Cover and simmer gently for about 25 minutes or until the peas are very tender,
stirring and adding a little more stock now and then. Add a little salt and
pepper and continue cooking over a slightly higher heat while stirring to allow
all the liquid to evaporate.
3
Put the contents of the saucepan through a vegetable mill with the fine-gauge
disc fitted, collecting the puree in a large bowl.
4
When the aubergines have finished cooking, take them out of the oven and leave
to cool completely. Lower the oven to 350°F (180°C) mark 6.
5
Grease four 7 fl oz (200 ml) timbale moulds or ramekin dishes with butter (or
use six 4 1/2 fl oz (140 ml) ones) and bring plenty of water to the boil in the
kettle.
6
Beat the 2 egg yolks briefly with the whole eggs, a pinch each of salt, pepper
and nutmeg.
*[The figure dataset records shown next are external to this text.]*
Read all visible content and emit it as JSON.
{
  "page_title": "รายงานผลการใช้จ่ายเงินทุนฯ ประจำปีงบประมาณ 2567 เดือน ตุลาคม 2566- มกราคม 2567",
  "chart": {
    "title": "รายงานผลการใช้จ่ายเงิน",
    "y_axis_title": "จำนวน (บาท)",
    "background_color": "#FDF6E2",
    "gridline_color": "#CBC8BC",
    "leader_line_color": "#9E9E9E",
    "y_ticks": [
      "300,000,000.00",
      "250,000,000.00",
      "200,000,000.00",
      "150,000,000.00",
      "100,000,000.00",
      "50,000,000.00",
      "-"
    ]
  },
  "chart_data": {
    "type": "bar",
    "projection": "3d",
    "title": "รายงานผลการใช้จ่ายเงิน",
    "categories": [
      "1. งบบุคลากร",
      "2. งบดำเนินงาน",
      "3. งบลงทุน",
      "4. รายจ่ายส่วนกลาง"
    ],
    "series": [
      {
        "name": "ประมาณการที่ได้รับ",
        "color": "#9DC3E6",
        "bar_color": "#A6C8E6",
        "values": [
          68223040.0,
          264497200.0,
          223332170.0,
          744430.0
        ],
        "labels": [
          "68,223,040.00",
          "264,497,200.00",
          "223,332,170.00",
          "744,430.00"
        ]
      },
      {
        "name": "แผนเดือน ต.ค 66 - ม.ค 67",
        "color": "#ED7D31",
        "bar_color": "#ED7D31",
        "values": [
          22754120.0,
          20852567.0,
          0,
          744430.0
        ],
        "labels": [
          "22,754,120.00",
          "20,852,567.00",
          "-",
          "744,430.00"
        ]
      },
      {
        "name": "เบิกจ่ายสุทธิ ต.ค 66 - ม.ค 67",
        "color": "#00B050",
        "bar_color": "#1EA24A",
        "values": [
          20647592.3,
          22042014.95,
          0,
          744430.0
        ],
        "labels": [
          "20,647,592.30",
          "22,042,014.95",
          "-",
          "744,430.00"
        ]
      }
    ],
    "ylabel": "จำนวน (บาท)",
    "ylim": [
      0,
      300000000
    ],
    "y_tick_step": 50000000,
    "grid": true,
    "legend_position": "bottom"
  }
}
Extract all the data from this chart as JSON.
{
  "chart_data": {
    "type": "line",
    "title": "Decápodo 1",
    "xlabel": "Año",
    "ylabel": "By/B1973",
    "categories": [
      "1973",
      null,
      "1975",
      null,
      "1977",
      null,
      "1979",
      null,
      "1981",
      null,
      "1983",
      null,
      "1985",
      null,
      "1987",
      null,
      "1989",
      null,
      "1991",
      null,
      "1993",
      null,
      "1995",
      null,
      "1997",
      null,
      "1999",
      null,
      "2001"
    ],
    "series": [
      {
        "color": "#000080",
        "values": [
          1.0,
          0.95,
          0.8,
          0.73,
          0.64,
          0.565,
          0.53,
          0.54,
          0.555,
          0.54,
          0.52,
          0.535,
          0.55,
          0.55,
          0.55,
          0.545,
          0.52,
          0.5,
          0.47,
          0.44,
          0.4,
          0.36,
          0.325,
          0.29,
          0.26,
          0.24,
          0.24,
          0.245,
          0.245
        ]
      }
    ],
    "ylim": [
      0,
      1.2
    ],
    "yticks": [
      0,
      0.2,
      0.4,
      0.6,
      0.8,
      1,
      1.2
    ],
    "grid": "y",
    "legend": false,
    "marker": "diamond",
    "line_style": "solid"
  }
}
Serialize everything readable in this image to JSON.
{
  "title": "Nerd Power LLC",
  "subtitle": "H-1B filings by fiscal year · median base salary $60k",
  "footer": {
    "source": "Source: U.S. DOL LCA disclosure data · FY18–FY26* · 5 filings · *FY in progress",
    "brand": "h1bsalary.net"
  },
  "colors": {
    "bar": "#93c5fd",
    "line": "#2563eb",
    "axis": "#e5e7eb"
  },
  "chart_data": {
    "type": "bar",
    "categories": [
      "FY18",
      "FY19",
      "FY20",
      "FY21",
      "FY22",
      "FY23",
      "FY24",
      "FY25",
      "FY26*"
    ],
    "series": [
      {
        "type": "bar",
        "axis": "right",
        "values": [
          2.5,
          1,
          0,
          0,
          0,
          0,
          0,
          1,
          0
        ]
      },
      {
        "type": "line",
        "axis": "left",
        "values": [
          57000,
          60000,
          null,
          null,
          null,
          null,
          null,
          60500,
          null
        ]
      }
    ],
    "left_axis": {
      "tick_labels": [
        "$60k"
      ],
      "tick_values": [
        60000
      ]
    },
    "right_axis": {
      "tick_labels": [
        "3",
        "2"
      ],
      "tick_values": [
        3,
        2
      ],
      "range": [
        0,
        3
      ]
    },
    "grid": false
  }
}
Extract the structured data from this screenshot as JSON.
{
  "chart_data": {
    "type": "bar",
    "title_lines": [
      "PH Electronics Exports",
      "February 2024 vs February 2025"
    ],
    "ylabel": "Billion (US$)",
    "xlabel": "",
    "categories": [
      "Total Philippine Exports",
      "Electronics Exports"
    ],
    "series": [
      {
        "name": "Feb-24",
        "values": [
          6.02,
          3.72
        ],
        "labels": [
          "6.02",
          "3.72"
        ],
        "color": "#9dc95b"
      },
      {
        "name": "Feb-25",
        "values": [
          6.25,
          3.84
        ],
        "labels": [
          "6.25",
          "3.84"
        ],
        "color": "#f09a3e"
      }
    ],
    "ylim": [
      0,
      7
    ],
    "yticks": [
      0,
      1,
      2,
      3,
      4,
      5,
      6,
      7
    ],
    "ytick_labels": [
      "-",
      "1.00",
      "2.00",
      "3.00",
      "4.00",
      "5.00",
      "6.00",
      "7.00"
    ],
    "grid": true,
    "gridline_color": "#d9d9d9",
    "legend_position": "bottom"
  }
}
Lightly beat in the cream, milk, pureed peas and cheese. Add a
little more salt and pepper to taste and pour into the moulds; the mixture
should come close to their rims. Place them carefully in a roasting tin and pour
sufficient boiling water into the pan to come two-thirds of the way up the sides
of the moulds. Cook in the oven for 30 minutes.
7
While they are cooking, make the sauce. Peel the aubergines, cut lengthwise into
quarters, scoop out the central seed-bearing section if there are any seeds
discernible and cut the remaining flesh into small pieces. Place these in the
food processor or blender with the coarsely chopped tomatoes, 6 basil leaves,
the lemon juice, a generous pinch of salt and plenty of freshly ground pepper,
the olive oil, garlic and crumbled chilli pepper. Process at high speed until
very smooth and creamy. Pour this thick sauce into a bowl.
8
When the moulds have had 30 minutes in the oven, take them out and leave to
stand for 5 minutes before you run the point of a sharp knife round the inside
of the moulds to loosen. Turn out on to hot plates, spoon some of the aubergine
sauce to one side and garnish each serving with a sprig of basil.